Dalam
rangka peringatan hari jadi Perkumpulan
Kesenian Irama Tjitra Yogyakarta yang ke-63, Kamis, 31 Mei 2012 Perkumpulan
Kesenian Irama Tjitra Yogyakarta yang didukung oleh Yayasan Pamulangan Beksa
Sasmita Mardawa, Yayasan Siswa Among Beksa, Surya Kencana Retno Aji
Mataram,Wirogo Apuletan dan Sekolah Menengah Kesenian Indonesia (SMKI) mencoba menampilkan
Pentas Langen Rena Rinakit dengan lakon ‘Jamadagni Mukswa’ yang bertempat di Pendhopo Widhi Widhana SMKI
Yogyakarta.
Pertunjukan
wayang wong Pentas Langen Rena Rinakit
yang dikolaborasikan dengan seni kethoprak,
cukup banyak menyita perhatian masyarakat. Banyak orang berbondong-bondong
untuk melihat petunjukan yang memakan waktu kurang lebih dua jam itu.

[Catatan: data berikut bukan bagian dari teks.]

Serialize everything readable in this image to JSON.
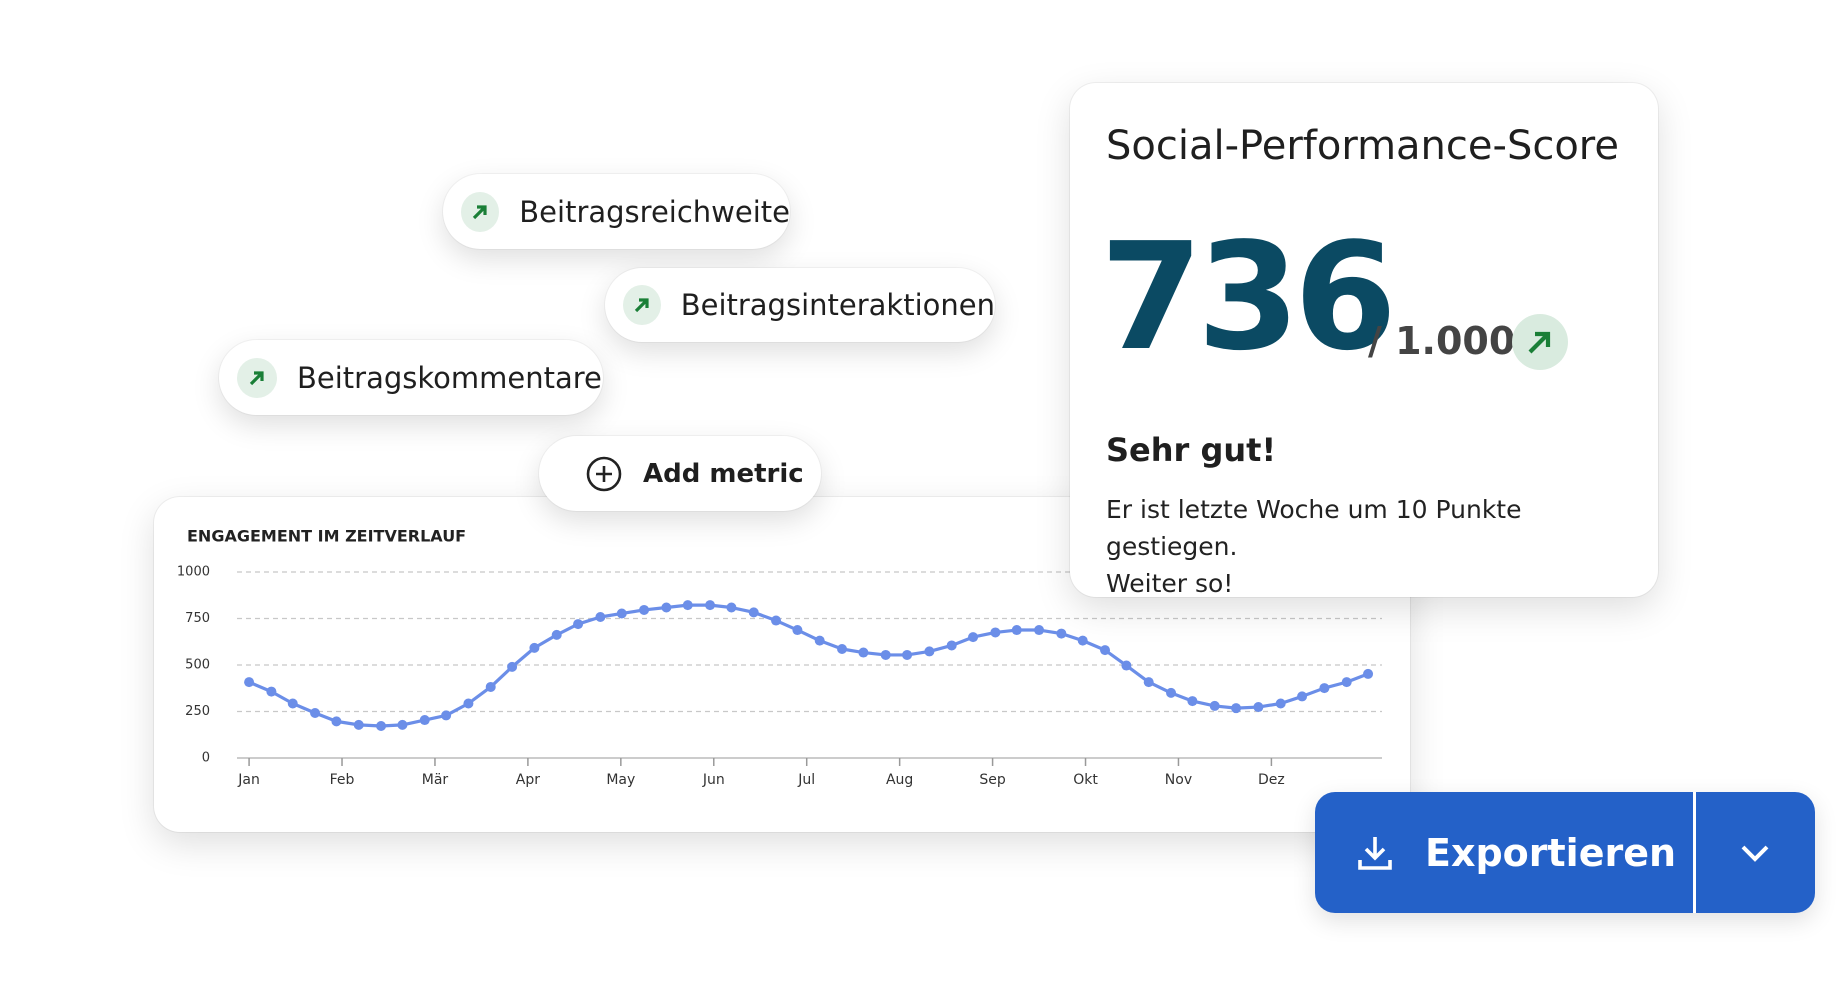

Penampilan yang mengesankan dan bintang tamu yang sangat menghibur seperti
Dalijo dan Wisben menjadikan panggung semakin meriah. Apalagi saat Dalijo dan
Wisben muncul pada bagian goro-goro,
saat itu Dalijo menjadi tokoh Gareng dan Wisben menjadi tokoh bagong, gelak
tawa dan riuh tepuk tangan penonton tidak dapat dihindari. Adegan-adegan saat
Gareng mengerjai Bagong sangat lucu dan mengagetkan.
Selain
itu cerita yang dibawakan pun menarik, menegangkan bahkan terdapat pula
romantismenya. Cerita Jamadagni Mukswa
dimulai dari seorang titisan dari Dewa Wisnu yang bernama Ramaparasu (Rama
Bargawa) dan Jamadagni yang turun ke Bumi. Kehadiran Jamadagni ke dunia pada
zaman itu adalah untuk memerangi kebatilan. Akan tetapi petaka muncul ketika
ayah Jamadagni mengutusnya untuk membunuh Renuk, ibu kandungnya sendiri. Hal
itu dikarenakan ibunya yang dianggap telah berselingkuh dengan golongan
ksatriya. Peristiwa tersebut menjadikan Jamadagni membenci golongan ksatriya,
dan berusaha untuk membunuh satu persatu golongan kesatriya yang ada pada zaman
itu. Jamadagni yang tidak terkalahkan, kemudian diberitahu oleh Bathara Narada bahwa
ada seorang golongan ksatriya yang bernama Rama (anak Dasarata) yang sakti mandraguna yang dapat mengalahkannya kelak.
Pertunjukan
yang berkisar kurang lebih dua jam itu ternyata melibatkan banyak pemain dan pengrawit. Pemain sendiri secara
keseluruhan dari tokoh utama dan tokoh pendukung, jika ditotal lebih dari
duapuluh orang. Selain itu pemain wayang
wong ada yang merupakan sedherek Kraton
seperti RM. Pramutomo dan RM. Kuswananto Kuncaradewa. Dari pengrawit sendiri juga banyak, karena gamelan pelog dengan slendro
memiliki penabuh sendiri-sendiri. Belum lagi dengan penyanyi dan kethopraknya.
Secara keseluruhan
pertunjukan yang diadakan di Pendhopo Widhi Widhana SMKI Yogyakarta kemarin
sangat meriah dan mengesankan. Hanya saja saat kethoprak kurang adanya hubungan timbal balik antara penonton
dengan panggung. Mungkin karena orang-orang pada bagian kethoprak hanya duduk dan berdialog saja, mereka tidak memakai
gerakan-gerakan pendukung. Tetapi hal tersebut dapat ditutupi dengan cerita
yang mengagumkan dan saat goro-goro
berlangsung. Seperti pepatah yang mengatakan ‘tak ada gading yang tak retak’.
Dan bagi saya tak ada pertunjukan yang sempurna, karena dengan
ketidaksempurnaan itulah kita dituntut untuk belajar.